Sridharan believes the Google prize is only the beginning for Shree. “She knows that if she works hard she will get what she wants. I often see motivation in my undergraduate students, but that quality in Shree is rare in high school.”
As the grand prize winner in the Google competition, Shree got a $50,000 scholarship fund and a 10-day trip to the Galapagos Islands in addition to the visit to CERN.

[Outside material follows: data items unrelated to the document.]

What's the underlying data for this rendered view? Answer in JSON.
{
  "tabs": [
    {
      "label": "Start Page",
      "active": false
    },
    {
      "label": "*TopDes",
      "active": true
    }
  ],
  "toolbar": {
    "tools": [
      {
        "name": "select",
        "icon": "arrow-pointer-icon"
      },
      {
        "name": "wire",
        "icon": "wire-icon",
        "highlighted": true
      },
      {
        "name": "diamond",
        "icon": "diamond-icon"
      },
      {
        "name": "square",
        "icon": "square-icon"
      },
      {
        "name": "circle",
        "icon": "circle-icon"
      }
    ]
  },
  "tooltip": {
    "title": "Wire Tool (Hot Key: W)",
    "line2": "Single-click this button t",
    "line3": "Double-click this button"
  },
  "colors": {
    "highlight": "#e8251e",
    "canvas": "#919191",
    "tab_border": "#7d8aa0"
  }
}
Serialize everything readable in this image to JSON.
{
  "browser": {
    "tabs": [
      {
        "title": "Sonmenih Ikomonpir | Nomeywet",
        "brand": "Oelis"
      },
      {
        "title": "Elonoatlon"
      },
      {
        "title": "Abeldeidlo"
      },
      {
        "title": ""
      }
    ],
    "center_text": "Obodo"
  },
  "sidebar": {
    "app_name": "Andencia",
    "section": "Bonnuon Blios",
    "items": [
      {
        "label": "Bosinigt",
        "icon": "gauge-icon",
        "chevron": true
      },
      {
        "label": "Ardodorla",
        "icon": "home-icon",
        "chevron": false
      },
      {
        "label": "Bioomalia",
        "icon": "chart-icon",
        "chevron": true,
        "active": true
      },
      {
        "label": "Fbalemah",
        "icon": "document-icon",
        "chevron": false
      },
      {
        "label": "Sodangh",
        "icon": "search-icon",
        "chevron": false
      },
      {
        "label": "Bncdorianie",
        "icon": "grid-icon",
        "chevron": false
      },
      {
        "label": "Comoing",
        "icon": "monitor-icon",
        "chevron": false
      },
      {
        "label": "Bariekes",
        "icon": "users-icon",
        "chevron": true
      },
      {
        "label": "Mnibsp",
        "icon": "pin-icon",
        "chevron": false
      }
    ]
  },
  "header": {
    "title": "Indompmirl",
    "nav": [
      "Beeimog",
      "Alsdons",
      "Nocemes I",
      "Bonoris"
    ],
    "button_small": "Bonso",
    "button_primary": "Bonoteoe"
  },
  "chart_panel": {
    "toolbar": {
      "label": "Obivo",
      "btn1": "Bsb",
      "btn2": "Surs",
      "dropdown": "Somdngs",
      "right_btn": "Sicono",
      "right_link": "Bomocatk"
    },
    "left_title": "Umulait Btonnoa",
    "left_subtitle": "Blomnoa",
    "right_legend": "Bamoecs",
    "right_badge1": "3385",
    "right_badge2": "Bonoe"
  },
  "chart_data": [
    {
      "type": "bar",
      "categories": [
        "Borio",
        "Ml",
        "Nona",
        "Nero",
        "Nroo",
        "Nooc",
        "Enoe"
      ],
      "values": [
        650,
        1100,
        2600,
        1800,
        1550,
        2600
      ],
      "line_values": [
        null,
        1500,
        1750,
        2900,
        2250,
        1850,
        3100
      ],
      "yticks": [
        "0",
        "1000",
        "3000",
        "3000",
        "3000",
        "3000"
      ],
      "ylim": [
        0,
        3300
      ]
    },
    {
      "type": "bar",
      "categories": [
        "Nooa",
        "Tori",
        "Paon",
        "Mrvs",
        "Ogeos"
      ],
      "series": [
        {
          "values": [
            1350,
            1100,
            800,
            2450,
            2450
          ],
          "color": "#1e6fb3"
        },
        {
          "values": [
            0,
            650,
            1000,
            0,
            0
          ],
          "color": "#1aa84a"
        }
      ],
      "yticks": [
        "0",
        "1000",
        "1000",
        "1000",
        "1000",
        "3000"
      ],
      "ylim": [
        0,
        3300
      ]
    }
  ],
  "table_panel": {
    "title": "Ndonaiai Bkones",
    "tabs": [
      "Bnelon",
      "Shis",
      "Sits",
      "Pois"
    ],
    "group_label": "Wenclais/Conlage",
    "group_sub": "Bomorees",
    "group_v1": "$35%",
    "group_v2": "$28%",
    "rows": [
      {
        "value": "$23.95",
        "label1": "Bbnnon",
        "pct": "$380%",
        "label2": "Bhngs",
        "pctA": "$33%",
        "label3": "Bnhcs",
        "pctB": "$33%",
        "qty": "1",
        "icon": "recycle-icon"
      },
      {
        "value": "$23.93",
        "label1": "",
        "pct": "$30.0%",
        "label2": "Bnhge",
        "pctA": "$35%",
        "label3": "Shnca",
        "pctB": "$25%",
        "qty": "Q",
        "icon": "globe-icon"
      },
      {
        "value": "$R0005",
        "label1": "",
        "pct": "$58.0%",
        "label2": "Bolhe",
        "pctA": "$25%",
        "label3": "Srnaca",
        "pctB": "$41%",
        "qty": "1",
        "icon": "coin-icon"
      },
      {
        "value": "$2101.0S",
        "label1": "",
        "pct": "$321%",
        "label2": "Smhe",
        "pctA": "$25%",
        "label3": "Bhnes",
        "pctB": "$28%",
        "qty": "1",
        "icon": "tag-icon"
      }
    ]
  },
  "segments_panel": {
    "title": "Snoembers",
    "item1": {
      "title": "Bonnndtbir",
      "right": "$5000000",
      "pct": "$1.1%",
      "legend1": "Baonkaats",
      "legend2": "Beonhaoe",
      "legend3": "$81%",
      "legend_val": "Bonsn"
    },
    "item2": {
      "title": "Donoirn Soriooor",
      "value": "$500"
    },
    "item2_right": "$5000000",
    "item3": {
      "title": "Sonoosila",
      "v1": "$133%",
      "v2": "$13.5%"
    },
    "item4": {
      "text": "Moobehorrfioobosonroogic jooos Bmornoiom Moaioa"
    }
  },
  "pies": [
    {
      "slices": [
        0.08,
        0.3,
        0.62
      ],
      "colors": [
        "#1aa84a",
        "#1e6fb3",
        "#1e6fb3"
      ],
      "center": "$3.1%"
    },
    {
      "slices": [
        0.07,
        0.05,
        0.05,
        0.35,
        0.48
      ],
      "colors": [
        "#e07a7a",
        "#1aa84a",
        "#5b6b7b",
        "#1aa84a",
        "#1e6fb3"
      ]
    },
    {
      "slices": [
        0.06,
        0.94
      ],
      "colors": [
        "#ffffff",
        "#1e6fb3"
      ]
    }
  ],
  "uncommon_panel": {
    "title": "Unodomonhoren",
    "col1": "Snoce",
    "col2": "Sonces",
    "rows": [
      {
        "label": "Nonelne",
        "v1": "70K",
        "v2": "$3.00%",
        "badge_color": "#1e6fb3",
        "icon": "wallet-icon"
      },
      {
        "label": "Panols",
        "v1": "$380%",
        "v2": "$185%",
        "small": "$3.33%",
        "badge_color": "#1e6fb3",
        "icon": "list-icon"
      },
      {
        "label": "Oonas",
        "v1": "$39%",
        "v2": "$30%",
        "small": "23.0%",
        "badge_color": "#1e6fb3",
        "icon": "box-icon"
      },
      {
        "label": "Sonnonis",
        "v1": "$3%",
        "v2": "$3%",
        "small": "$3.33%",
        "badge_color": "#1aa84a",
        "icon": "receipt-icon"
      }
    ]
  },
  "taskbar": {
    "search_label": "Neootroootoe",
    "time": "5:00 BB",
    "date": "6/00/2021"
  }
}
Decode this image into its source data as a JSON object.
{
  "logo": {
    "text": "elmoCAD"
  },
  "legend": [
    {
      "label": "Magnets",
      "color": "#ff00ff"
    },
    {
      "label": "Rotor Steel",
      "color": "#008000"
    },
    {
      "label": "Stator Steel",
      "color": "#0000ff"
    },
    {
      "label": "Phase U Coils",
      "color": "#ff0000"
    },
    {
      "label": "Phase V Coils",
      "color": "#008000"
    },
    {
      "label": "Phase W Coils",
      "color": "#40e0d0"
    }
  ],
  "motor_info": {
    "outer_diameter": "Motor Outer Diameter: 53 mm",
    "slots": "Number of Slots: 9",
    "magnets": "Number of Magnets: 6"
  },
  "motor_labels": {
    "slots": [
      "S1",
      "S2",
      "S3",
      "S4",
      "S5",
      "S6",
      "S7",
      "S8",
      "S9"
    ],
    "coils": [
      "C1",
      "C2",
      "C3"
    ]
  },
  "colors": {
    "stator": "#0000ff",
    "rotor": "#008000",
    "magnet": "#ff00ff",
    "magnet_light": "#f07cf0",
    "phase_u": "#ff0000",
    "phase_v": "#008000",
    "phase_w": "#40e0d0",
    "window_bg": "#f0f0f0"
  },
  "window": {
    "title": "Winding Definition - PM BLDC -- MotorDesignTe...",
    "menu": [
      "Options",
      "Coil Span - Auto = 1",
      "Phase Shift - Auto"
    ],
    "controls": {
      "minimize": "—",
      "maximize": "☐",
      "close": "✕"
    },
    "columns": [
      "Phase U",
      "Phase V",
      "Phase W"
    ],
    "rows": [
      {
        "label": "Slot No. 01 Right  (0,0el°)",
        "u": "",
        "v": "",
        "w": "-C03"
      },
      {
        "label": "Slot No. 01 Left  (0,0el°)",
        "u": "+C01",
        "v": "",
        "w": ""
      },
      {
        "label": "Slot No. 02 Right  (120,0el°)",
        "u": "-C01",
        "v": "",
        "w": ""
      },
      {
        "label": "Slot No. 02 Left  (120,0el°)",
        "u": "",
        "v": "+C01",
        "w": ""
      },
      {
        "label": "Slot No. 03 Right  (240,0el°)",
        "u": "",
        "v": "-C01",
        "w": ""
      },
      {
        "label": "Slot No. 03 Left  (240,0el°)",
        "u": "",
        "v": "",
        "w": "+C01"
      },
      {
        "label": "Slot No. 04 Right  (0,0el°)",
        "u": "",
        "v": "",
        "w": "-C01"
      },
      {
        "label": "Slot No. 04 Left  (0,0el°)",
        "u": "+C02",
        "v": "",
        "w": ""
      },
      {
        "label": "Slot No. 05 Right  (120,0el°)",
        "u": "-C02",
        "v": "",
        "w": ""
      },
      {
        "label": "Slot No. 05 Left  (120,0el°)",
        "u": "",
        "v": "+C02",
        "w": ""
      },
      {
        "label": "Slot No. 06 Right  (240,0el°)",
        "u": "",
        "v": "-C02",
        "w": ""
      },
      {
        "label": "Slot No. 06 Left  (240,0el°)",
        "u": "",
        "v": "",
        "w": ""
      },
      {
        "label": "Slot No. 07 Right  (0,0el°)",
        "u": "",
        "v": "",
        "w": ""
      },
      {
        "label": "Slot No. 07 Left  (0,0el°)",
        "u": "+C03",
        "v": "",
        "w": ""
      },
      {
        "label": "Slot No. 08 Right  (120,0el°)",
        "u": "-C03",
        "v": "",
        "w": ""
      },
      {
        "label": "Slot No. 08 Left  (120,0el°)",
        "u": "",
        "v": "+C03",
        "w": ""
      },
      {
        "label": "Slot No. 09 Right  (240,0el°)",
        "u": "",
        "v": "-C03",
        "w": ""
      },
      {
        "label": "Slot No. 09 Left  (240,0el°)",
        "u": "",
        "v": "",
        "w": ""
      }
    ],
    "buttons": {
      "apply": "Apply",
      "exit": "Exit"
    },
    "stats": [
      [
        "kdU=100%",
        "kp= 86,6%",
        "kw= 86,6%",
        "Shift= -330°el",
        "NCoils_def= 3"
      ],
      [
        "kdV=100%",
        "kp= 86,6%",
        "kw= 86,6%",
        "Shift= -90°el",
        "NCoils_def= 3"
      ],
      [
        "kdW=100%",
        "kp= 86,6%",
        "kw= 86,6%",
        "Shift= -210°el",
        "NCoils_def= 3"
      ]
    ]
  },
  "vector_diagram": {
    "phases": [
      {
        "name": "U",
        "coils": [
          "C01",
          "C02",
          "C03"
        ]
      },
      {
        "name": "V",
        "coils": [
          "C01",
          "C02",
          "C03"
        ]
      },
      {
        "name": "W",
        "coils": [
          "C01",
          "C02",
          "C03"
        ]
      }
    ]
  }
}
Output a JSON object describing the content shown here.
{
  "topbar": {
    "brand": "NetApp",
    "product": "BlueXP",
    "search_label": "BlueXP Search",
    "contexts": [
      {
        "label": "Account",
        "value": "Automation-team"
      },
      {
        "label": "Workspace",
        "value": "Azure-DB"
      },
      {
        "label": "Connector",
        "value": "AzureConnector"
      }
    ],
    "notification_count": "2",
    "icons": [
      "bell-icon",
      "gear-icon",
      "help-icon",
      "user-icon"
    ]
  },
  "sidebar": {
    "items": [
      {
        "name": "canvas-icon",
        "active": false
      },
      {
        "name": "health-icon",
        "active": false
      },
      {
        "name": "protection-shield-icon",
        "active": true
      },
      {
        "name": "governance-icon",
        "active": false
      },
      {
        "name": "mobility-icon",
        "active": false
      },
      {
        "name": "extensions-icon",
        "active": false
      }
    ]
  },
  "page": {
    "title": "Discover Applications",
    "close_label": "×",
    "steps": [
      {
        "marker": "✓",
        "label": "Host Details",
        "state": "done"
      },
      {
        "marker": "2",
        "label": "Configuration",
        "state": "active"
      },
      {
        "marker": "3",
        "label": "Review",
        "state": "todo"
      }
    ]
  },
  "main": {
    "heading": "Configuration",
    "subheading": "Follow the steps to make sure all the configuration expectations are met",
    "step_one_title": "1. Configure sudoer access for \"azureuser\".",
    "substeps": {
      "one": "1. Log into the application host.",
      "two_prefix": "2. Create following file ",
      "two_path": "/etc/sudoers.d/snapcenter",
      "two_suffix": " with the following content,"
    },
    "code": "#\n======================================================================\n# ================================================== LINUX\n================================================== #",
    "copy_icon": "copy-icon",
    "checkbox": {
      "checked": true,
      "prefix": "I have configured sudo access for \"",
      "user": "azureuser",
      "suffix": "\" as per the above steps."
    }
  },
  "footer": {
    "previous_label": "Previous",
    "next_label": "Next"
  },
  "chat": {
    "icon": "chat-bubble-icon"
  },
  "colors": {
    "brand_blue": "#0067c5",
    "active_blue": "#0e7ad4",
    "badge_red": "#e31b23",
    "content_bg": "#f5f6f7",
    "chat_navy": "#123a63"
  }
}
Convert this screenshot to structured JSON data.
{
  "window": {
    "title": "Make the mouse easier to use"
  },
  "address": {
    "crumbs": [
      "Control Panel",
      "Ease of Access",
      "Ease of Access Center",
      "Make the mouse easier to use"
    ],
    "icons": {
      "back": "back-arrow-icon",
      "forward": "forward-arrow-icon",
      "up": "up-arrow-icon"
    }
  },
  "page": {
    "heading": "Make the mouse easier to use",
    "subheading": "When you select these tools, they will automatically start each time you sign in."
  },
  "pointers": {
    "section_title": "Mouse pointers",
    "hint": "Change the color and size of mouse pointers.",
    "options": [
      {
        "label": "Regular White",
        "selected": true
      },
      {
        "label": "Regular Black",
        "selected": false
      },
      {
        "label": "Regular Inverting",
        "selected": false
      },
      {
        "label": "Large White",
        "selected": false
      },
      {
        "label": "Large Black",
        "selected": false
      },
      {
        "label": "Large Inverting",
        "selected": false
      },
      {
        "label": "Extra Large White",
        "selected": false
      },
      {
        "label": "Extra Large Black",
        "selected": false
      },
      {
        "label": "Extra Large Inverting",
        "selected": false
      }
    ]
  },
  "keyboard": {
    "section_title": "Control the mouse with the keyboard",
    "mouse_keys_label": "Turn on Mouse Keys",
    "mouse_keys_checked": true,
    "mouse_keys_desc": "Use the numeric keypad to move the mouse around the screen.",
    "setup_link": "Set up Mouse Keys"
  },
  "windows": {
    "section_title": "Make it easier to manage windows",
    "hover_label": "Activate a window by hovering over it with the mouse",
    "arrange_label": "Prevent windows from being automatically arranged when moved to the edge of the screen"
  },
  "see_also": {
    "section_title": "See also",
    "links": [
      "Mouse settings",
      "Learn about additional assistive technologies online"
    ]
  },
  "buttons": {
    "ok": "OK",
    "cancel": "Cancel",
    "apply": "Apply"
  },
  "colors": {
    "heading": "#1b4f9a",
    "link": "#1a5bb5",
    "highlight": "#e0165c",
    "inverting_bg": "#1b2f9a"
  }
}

Tonight, she will be judging this year’s Google Science Fair in California at which two Indian American children and two others from Bangalore, in addition to one from Lucknow, are among the 15 finalists chosen from across the globe.
Shree is the youngest of the judges. Others are veterans in one field of science or another from Singapore to the United Kingdom and from Cairo to Chicago. Another winner last year, along with Shree was an Indian American student in the 15-16 age group, Naomi Shah.
The winners were received by President Barack Obama in the White House. Shree recalls with pride that the President asked searching questions about their projects that won them the prestigious prize.
Some months later, Shree met Obama again at another White House event. She was seated in the front row and was surprised when Obama walked up to her, shook her hand and said “Hello, again”.
What would Shree do with the considerable scientific knowledge that she has already accumulated? “I want to communicate science. It is very satisfying to watch people understand things, like I did from my brother,” Shree said.
Her role model is Sanjay Gupta, the CNN medical correspondent who came within a whisker of being appointed US surgeon-general by Obama in 2009, but withdrew his name amid controversy.